If you've ever seen a red car from the 1990s that spent its life outside in the Southwest, you know that the sun's rays can ravage automotive paint. To help avoid that fate, automakers put lots of time and effort into making sure that paint, as well as plastic and interior trim pieces, can endure UV rays for as long as possible. For Nissan, that testing involves a mega-powerful light that looks like a sort of futuristic satellite. Think of it like a tanning bed, but for all the parts that go into your new car.

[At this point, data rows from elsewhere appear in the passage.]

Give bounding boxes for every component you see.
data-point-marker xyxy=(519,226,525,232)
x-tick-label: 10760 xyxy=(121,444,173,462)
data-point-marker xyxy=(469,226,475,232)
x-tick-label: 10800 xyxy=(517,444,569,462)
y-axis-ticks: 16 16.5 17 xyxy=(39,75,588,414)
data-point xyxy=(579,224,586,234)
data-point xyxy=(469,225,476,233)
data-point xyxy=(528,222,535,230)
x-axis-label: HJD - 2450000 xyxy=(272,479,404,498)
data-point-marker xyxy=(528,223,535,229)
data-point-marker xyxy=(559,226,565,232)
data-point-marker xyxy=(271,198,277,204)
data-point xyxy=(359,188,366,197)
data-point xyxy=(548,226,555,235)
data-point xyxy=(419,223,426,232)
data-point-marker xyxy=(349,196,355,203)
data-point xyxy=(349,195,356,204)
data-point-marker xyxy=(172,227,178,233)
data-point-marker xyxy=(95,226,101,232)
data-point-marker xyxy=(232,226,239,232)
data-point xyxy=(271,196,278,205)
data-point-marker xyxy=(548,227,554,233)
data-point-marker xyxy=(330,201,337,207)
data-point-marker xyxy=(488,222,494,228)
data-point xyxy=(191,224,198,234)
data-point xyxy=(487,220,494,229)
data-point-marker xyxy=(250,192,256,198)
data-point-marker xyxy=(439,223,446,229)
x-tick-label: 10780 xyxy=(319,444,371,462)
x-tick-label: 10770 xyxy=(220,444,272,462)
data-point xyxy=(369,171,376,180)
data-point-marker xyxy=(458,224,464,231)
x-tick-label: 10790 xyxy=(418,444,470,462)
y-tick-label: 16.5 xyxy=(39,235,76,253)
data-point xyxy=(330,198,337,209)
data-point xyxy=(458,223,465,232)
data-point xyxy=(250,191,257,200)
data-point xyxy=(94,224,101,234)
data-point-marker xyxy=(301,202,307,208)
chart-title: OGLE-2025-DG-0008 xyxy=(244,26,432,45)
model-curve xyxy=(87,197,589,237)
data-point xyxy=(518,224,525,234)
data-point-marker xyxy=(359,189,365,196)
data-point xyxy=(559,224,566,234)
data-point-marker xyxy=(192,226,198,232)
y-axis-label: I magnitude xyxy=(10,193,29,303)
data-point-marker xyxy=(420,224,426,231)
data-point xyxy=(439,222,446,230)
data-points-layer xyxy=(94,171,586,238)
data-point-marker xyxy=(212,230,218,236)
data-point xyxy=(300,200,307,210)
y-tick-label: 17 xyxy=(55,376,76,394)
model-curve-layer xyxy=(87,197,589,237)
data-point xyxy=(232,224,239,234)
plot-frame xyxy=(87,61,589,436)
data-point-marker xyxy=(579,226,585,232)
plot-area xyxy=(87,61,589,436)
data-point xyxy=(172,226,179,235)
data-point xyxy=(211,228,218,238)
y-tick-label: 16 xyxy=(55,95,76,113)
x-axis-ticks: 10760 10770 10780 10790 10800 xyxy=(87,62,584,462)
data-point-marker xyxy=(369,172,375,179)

Nissan employs the Xenon Weather-Ometer at its technical center in Farmington Hills, Michigan. It consists of a 4,000-watt xenon light bulb designed to emit the same wavelengths of light as the sun, but in a controllable environment that shines 24 hours a day -- no interruptions for cloudy days or at night. That means the XWO halves the time that is needed for a test; if Nissan wanted to test paint under real sunlight for a year, for instance, the XWO could complete that testing in just six months.
Engineers can put 100 material samples into the XWO at once to speed up testing of new paints, plastics or other elements destined for a new car. The samples rotate around the light bulb to simulate how the sun moves over a car during the course of a day. Nissan engineers still try out new colors and materials in real sunlight, but the XWO allows for accelerating the process.
"In addition to rigorous real-world tests, this tool allows us to create harsh environments," Nissan body and chassis testing technician Doug Prytula said in a statement.